Central bank officials had earlier flagged a possible rate rise at the monthly policy meeting in June to tame rising inflation, which hit a 2.5-year high of 5.1% in April and May, well outside of the +/- 1pp tolerance band of the 3.0% mid-term target.

Last month deputy governor Barnabas Virrag signalled the start of the tightening cycle and mentioned that the MNB will raise rates in "several steps" to contain inflation. This has marked a clear shift as the MNB has pursued one of the most dovish monetary policies in the region in the past.

Governor Gyorgy Matolcsy has repeatedly warned of the risks of overheating of the economy,  and of the need for inflation to remain on a sustainable high level when he  criticised the government for not cutting the budget deficit fast enough in its 2022 budget plan. Parliament approved a 5.9% deficit target, well above the 3% Maastricht ceiling.

In a statement released after the meeting, the council said it "launched a cycle of interest rate hikes to ensure price stability, to prevent inflation risks from having long-lasting effects and to anchor inflation expectations".

"The Monetary Council will continue the cycle of interest rate hikes until the outlook for inflation stabilises around the central bank target and inflation risks become evenly balanced on the horizon of monetary policy," the rate-setters said.

At a press conference after the meeting, Matolcsy confirmed that the series of rate hikes will continue on a monthly basis until inflation returns to a sustainable level in early 2022.

The interest rate corridor will remain unchanged, while the base rate will once again be the main policy instrument. The one-week deposit, at 75bp, will be set at the level of the base rate, he said.

The council said it "is warranted" to raise the rate on the central bank's one-week deposit to 0.90%, level with the base rate. The MNB will continue to set the one-week depo rate at weekly tenders for the facility, it added.

In its fresh quarterly Inflation Report, the MNB raised its projection for annual average inflation in 2021 to 4.1%, from 3.8-3.9% in the previous forecast released in March.  It raised its forecast for GDP growth this year to 6.2% from 4.0-6.0%.

The pick-up in the economic recovery had made it possible for the MNB to phase out certain crisis measures, such as the financing scheme FGS Go! of cheap loans for SMEs after the exhaustion of the HUF3 trillion allocation.

Forint gains on rate-cycle news

Analysts said the MNB decision to begin a rate hiking cycle and phase out the loan stimulus programme was in line with expectations. There was no mention in the announcement of any adjustments to the asset purchase programme (QE) needed to stabilise long-term yields, they added.

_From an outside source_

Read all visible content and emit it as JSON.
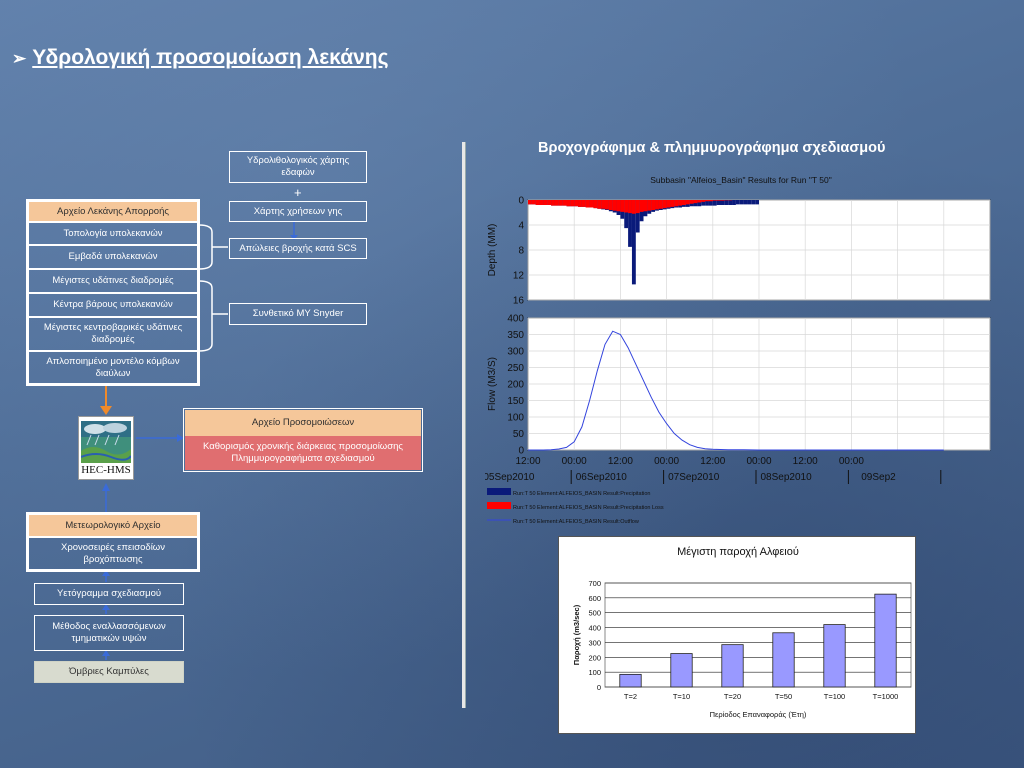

The fact that the central bank raised its full-year inflation target to over 4%, outside the target range, suggests that the MNB is placing more emphasis on its primary goal, maintaining price stability,  a senior analyst of the government-funded Szazadveg said.

Economists see more inflationary pressure from the economy reopening, especially in the service sector, in the coming months. Prices in this category increased by just 2.1% y/y in May, below target. The labour shortage is dire in popular holiday destinations, which has pushed up wages substantially in the catering industry, which is also facing surging food prices.

The impact of the low base will also be felt between June and October, before easing in November.

Forward rate agreements (FRA) on the interbank market suggest that the markets are pricing in a 25bp hike in one month, a 50bp increase in three months and 90bp in 6 months.

The EUR/HUF temporarily hit a five-month high of 356 just after the announcement of the rate-setting meeting but began to strengthen decisively after comments that the central bank would continue tightening in the next months. The forint rallied to 351 versus the euro in late afternoon, a 0.7% intraday move.